A health security focus, especially when targeting Africa, provides three key benefits to Europe. First and foremost, it promotes human welfare. Despite everything, we should never forget that the goal is to uplift humanity. Second, health security protects Europe from communicable diseases stemming from Africa. Third, health security can mitigate migration pressure by reducing the push factors at the source. The first benefit is self-evident, fulfilling both Europe’s altruistic goals as well as its obligations of international cooperation. Let me elaborate on the latter two.

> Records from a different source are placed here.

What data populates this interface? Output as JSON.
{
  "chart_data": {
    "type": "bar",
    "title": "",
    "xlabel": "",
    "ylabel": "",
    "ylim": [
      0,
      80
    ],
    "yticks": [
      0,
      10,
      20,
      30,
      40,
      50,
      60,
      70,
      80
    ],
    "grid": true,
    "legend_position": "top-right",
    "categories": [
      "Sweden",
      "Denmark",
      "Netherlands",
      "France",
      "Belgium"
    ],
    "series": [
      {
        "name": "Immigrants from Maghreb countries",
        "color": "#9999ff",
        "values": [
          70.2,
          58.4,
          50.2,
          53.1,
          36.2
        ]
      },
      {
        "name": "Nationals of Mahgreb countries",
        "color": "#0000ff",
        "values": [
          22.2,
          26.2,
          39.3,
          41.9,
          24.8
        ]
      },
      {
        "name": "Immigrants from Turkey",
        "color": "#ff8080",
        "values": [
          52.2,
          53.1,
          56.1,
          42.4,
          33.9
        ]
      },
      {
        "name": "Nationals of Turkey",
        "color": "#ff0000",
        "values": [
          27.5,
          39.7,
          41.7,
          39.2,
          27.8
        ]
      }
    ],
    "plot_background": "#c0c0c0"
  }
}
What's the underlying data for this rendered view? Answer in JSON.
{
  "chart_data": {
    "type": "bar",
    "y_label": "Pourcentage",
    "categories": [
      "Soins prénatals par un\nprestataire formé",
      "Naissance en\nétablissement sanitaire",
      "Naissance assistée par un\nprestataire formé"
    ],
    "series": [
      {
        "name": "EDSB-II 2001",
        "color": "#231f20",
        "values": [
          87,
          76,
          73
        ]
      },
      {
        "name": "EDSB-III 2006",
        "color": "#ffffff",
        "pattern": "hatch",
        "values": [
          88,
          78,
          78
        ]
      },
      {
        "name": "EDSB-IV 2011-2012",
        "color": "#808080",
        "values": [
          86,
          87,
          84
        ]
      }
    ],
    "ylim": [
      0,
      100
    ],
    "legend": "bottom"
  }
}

Thanks to COVID-19, we recognize that we’re more and more vulnerable to communicable disease epidemics. Thanks to factors like climate change or human encroachment into wild areas, there are more disruptions of natural systems than ever, allowing for new ways for communicable diseases to develop and spread. One response to this rising threat has been the development of a WHO-backed Pandemic Accord. However, with the negotiations stalling, States are looking for regional rather than global solutions. European foreign assistance can focus on communicable diseases, particularly in regions where it’s more likely that the disease could spread to Europe: Africa and the Middle East. Such programs already exist, such as the UK’s Tackling Deadly Diseases in Africa Program. What will change will be programs that are currently globally focused that will reduce their scope. For example, if the US pulls its funding from the GAVI vaccine alliance, then four out of the top five funders will all be European states (the second largest funder is the Bill and Melinda Gates Foundation). It’s likely that global programs like GAVI might either see less money from European states or be pushed to focus their efforts on regions that are relevant to Europe.
Finally, a regional health security focus provides the political benefit of mitigating migration to Europe. Violence, poverty, climate change vulnerability, and social instability are well known push factors for migration. As foreign aid is removed, these factors will increase, leading to more emigration. In 2023, 23% of EU asylum seekers were African, however with the end of the Syrian civil war, that percentage is likely to increase. Politically speaking, migration and asylum concerns remain one of the biggest issues in European countries, with German voters considering migration the largest concern in last month’s election, slightly edging out the economy. Focusing foreign assistance on health security will help stabilize targeted communities, reducing push factors, and provide a talking point that European governments can give to voters to show that they’re taking migration seriously.
The turbulent period we’re experiencing now won’t end with a return to the old order, and key global health actors are waking up to that. Unfortunately, the economic and geopolitical reality of the 1990s, when global concerns were tackled through global cooperation, is gone. Now, systemic global changes combined with disparate interests lead to too few resources for too many needs. European global health actors aren’t exempt from this reality and will be forced, either by choice or by political pressure, to use their limited funds as strategically as possible. The paradigm of regional health security fits those needs and so is likely to become the approach of choice in the near future.